10 - CONTOH
KASUS, IMPLIKASI DAN IMPLEMENTASI
PEMILAH-MILAHAN: Urusan dinas dan urusan pribadi – perasaan dan pikiran
Pada ulasan sebelumnya sudah disebutkan,
bahwa pikiran cenderung memilah-milah, memisah-misah. Ketika pilah-pilah itu
disatukan, ternyata tidak sama dengan totalitas objek yang kita pilah-pilah,
tidak factual.
Dalam keseharian, biasanya kita justru mengembangkan
prinsip pecah-belah, pemilah-milahan, sehingga ketika pilah-pilah itu
disatukan, tidak sama dengan keseluruhannya. Kepada kita biasanya dikatakan:
“Anda harus bisa MEMISAHKAN antara URUSAN DINAS dengan URUSAN PRIBADI”.
Jika memang demikian, tolong tanyakan kepada yang
mengatakannya, “Ketika Anda YANG DINAS berangkat ke kantor, dimana Anda YANG
PRIBADI disimpan? Apakah kita ini memang bisa dipilah-pilah seperti itu. Kalau
saya YANG PRIBADI + saya YANG DINAS, apakah sama dengan saya YANG MANUSIA?”.

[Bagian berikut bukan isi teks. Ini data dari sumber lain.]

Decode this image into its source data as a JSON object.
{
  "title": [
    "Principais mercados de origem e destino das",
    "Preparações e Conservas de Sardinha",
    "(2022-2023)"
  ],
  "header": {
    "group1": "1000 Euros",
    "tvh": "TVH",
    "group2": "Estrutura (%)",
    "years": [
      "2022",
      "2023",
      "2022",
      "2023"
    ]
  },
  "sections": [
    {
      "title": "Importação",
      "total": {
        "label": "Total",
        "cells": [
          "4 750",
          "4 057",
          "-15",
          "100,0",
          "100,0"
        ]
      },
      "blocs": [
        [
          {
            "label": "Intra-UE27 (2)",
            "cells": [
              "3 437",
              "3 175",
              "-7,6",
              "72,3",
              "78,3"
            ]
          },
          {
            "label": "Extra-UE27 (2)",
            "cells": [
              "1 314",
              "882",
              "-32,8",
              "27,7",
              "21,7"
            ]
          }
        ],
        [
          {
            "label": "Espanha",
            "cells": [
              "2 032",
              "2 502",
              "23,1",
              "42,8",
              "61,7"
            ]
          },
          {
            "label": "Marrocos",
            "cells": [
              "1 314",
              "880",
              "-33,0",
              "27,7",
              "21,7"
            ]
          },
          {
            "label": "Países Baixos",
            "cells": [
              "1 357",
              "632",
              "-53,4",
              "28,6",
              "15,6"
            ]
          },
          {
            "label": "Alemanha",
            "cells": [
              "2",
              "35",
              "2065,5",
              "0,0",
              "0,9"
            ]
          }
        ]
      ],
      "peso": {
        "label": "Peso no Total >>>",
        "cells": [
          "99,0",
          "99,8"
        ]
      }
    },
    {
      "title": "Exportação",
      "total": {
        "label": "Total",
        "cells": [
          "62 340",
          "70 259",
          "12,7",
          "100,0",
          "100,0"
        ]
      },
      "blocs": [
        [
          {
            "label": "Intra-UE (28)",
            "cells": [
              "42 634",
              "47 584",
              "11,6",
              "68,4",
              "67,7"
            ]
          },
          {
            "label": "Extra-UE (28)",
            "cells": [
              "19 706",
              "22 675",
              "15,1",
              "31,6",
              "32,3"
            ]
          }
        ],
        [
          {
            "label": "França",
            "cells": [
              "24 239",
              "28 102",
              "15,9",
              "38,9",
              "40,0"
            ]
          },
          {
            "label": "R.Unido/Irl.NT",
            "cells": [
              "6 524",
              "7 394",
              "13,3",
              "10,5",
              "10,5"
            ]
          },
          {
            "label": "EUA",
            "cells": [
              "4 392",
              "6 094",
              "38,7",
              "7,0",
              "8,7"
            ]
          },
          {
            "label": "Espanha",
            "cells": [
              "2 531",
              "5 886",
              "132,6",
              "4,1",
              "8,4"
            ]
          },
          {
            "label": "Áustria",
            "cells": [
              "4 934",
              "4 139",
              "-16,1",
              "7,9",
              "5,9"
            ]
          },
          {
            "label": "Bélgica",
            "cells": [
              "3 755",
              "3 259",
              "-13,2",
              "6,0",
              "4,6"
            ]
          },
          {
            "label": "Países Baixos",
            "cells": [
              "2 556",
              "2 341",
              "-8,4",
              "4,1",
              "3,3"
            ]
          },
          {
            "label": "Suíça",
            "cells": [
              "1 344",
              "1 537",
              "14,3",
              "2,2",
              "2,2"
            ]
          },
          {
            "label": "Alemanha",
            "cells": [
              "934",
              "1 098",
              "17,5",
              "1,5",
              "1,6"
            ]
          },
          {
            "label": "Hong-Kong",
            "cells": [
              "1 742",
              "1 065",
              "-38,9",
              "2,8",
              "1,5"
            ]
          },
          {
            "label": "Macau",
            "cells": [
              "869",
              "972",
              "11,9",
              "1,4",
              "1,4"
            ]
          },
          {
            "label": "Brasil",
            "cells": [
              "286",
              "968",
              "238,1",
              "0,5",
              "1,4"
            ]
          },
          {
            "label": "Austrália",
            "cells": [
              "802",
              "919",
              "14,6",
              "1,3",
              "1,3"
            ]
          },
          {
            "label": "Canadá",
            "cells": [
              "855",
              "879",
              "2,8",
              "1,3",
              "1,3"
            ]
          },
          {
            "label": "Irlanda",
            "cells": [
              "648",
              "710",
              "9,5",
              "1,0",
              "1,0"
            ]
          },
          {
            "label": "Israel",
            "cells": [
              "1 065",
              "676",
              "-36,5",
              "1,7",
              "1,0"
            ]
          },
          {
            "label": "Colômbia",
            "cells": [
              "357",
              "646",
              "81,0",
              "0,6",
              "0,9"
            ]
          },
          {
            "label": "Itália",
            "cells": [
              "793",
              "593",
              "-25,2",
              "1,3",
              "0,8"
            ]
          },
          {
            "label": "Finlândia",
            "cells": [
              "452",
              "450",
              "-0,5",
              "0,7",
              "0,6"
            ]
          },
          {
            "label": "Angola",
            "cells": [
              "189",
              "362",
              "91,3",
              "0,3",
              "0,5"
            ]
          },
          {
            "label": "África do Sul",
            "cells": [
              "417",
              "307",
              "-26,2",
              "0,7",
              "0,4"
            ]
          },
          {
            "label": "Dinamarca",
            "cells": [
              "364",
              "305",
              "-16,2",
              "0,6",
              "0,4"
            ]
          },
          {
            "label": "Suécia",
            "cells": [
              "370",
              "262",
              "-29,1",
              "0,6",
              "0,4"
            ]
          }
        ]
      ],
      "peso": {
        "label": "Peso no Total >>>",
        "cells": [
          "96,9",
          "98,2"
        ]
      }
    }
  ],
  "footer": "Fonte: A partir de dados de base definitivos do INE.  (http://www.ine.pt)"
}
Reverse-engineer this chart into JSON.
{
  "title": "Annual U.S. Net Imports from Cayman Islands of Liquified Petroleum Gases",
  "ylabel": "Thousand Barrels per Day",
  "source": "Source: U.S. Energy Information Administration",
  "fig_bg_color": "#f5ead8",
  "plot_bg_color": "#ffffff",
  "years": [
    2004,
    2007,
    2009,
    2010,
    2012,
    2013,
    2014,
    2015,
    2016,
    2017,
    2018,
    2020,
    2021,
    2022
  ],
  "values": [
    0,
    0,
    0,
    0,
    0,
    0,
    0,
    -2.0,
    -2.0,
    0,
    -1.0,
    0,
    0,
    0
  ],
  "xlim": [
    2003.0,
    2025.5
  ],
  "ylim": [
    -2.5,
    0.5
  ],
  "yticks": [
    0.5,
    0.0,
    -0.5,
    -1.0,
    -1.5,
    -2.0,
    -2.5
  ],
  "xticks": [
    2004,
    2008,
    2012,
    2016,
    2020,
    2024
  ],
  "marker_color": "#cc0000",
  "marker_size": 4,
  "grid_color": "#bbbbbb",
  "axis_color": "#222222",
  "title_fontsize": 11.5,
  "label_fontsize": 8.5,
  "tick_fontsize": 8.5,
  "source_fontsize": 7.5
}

Mungkin saja seseorang merasa sudah
meninggalkan KEPRIBADIANNYA saat bekerja. Tetapi ketahuian, bahwa KEPRIBADIAN
itu tidak pernah meninggalkannya. Karena kepribadian adalah urusan bati, urusan
qalbu. Tegasnya, Anda bisa meninggalkan qalbu, tetapi qalbu tidak akan pernah
meninggalkan Anda.
Contoh lain : “Bekerjalah dengan pikiran,
dan bukan dengan perasaan”
Kalau
yang dimaksud perasaan itu rasa sentimen misalnya, saya setuju kita harus menghindarkan
diri dari perasaan seperti itu. Tetapi ketahuilah, bahwa perasaan hanyalah
sebagian kecil dari kekayaan khazanah batiniah/qalbu kita. Jadi jelas
mengikhlaskan rasa sentimen tidak sama dengan membuang qalbu dalam pergaulan
atau dalam bekerja. Kalau qalbu harus dibuang dari lingkungan kerja, pantas saja kalau
kita ini kejam, tidak produktif, awut-awutan dan bisanya hanya meniru dan
menipu dalam bekerja.
Bagaimana
saran pemilah-milahan seperti itu bisa muncul?
Kalau
Anda bekerja dan bergaul melibatkan perasaan (qalbu) dan kepribadian Anda, maka
Anda akan bekerja penuh dedikasi, prestasi dan kreatif. Ya, bukankah dedikasi,
prestasi dan kreasi itu bersumber dari qalbu/kepribadian? Jelas ini
membahayakan pihak-pihak tertentu. Lagi pula dedikasi, prestasi dan kreasi itu
bikin susah saja, bikin repot. Ya, kemalasan Andalah yang melarang Anda
melibatkan kepribadian dan qalbu Anda dalam bekerja dan bergaul.
Kalau
Anda bergaul dan bekerja menggunakan perasaan (qalbu) dan/atau kepribadian
Anda, maka jelas hanya orang-orang yang mempunyai otoritaslah yang akan berada
di atas angin. Yaitu otoritas yang biasanya melekat pada jabatan, strata
pendidikan, senioritas, kebodohan, dst. Pada kasus ini, egoisme Andalah yang
melarang Anda untuk melibatkan perasaan/qalbu dan kepribadian Anda dalam
pergaulan dan dalam bekerja.
Proses
terjadinya saran di atas, tentu saja tidak Anda sadari, melainkan justru
mengalir di dalam darah Anda. Ya, bukankah syetan itu dapat mengalir mengikuti
aliran darah? Dengan cara itu pulalah, kita mendengar pemilahan lain: (a)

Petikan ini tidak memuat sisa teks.